The Daily Practice of a Modern Chinese Buddhist Nun: Keeping the Precepts and Etiquette
Years ago, during a fundraising gala for the Chan Meditation Center, I met Master Sheng Yen’s first Western monastic disciple, Paul Kennedy, and we invited him to share his stories about Shifu. Privately, I asked Paul how Shifu had coped during their homeless period after his arrival in the United States. It took him a while to come up with an answer, then he told me: “Actually, I don’t know. I was so worried about myself during that period, because I had just been ordained and my Shifu had no temple, and we had no place to go!” He was still searching his memory while talking to me. “But, one thing is for sure,” he continued, “He never worried! And he never allowed himself to lose his monastic etiquette. When we sat on the streets or in the park, you’d never see him fall apart. He always sat upright with his legs crossed. No matter what happened, he always maintained his monastic etiquette.”
I forget how that conversation ended, but it made me reflect deeply on what it means to be a monastic. I recalled that during my novice training we took turns to prepare breakfast for almost 200 people at a time. When it was my turn to be the chef, I planned ahead, calculating how much food to prepare and distribute for three dining halls. I tried to my best to prepare good meals for our sangha. One day, a monk asked me if I had been a cook before joining the sangha. I had mixed feelings about that question: I felt good about being professional in what I was doing as a chef, yet at the same time, I wondered why I didn’t appear more scholarly to others, having recently left academia.
In ordinary life, we shape our temperaments through family training, academic education, what we think and do, and who we interact with and how. Our identities and values change according to the work we do, what we possess, where we live, shop, eat, and so on. Gradually, we build up our own comfort zones for living and social interaction. After my conversation with Paul, I realized that my major practice was not only meditation and chanting, but also training myself behave like a monastic no matter what I’m working on or the kind of people with whom I’m interacting. This is a tough task indeed.
Shifu would always remind us that, as monastics, we interact with people from all walks of life.
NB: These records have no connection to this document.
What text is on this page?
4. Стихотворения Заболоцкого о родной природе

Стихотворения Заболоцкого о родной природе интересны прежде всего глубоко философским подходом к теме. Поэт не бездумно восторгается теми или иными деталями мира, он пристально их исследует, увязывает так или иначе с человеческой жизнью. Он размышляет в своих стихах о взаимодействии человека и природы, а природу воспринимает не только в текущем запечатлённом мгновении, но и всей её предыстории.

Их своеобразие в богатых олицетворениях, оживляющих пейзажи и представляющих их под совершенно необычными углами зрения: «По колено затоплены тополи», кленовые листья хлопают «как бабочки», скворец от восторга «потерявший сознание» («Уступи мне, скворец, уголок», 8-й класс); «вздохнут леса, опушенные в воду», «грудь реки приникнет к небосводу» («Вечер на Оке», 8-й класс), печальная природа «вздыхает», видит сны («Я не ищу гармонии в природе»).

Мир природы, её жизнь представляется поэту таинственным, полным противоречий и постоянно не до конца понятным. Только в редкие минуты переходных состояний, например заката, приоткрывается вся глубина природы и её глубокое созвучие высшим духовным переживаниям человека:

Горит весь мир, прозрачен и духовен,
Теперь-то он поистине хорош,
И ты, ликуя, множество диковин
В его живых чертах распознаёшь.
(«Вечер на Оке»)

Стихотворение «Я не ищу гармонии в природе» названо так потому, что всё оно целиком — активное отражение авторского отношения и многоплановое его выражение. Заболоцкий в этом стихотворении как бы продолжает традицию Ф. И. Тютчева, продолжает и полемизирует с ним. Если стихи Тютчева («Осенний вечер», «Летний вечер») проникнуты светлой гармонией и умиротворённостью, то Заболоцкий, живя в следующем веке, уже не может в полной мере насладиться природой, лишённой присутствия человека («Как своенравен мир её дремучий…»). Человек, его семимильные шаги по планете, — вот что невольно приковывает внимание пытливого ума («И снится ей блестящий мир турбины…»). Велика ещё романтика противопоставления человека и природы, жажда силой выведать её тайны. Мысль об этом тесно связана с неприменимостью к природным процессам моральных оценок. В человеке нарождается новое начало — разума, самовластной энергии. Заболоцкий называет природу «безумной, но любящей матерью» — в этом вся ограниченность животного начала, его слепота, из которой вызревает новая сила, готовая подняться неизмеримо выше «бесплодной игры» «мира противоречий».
When we meet rich or famous people, we are not inferior; when helping people in need, we are not superior. When we are nobody, it is the precepts and monastic etiquette that keep us diligent and noble within. If we are well known and receiving a lot of support, it is also the precepts and monastic etiquette that prevent us from becoming lost in the fame and money. Keeping the precepts and observing etiquette helps to protect us from corruption. I’m sure the same applies to lay people when facing life’s issues.
For me, Shifu was always the same, whether he was giving a talk at the United Nations, speaking with government officials or the president of Taiwan, working in the backyard, or even when homeless. His calm demeanor and worry-free mindset, his compassion toward others and positive attitude toward life, his faith in the Dharma and the way he maintained the precepts were not changed by those extreme changes in circumstance. In Sanskrit we call this apramada.
In his book 戒律學綱要 (Jie Lu Xue Gan Yao; Guidelines for Studying the Buddhist Precepts and Discipline), Master Sheng Yen clearly points out that keeping the precepts and maintaining etiquette both play a key role in Chan practice, and represent the foundation of all the practices—keeping us mindful and properly behaved, and preventing us from acting in body, speech, and mind based on attachments or erroneous self-centered views. Indeed, how deeply or subtly we can observe the precepts and etiquette is a good indicator of the level our mind has reached and how close we are to recognizing “no-self.” No wonder the Vinaya explains that one can achieve liberation through the perfection of keeping the precepts.
As modern monastics in the Chinese tradition, we are “poor” for moral reasons. Our (Dharma Drum Mountain sangha) salary is US$100 per month in the US, but our congregants will buy us anything we ask. Yet our precepts and regulations do not allow us to possess luxuries and, more precisely, we should not own too many personal possessions. I don’t use my smartphone while walking unless using Google Maps or answering a phone call. Also among my personal disciplines: during a long drive, to try not to eat snacks (it’s very difficult!); not changing lanes too often nor speeding when no police are around; when speaking with our architect or contractors, to try not talk like a businesswoman; when encountering difficult situations, to try not to react emotionally; when giving money to homeless people, to bless them with humble and respectful eye contact, and when meeting public figures such as Pope Francis, to try not to become overexcited before he shakes my hand.
Keeping the precepts and etiquette of body, speech, and mind is to inwardly cultivate samadhi and to outwardly cultivate wisdom.
Master Sheng Yen. 1996. 戒律學綱要 (Jie Lu Xue Gan Yao; Guidelines for Studying the Buddhist Precepts and Discipline). Taipei: Fagu wenhua.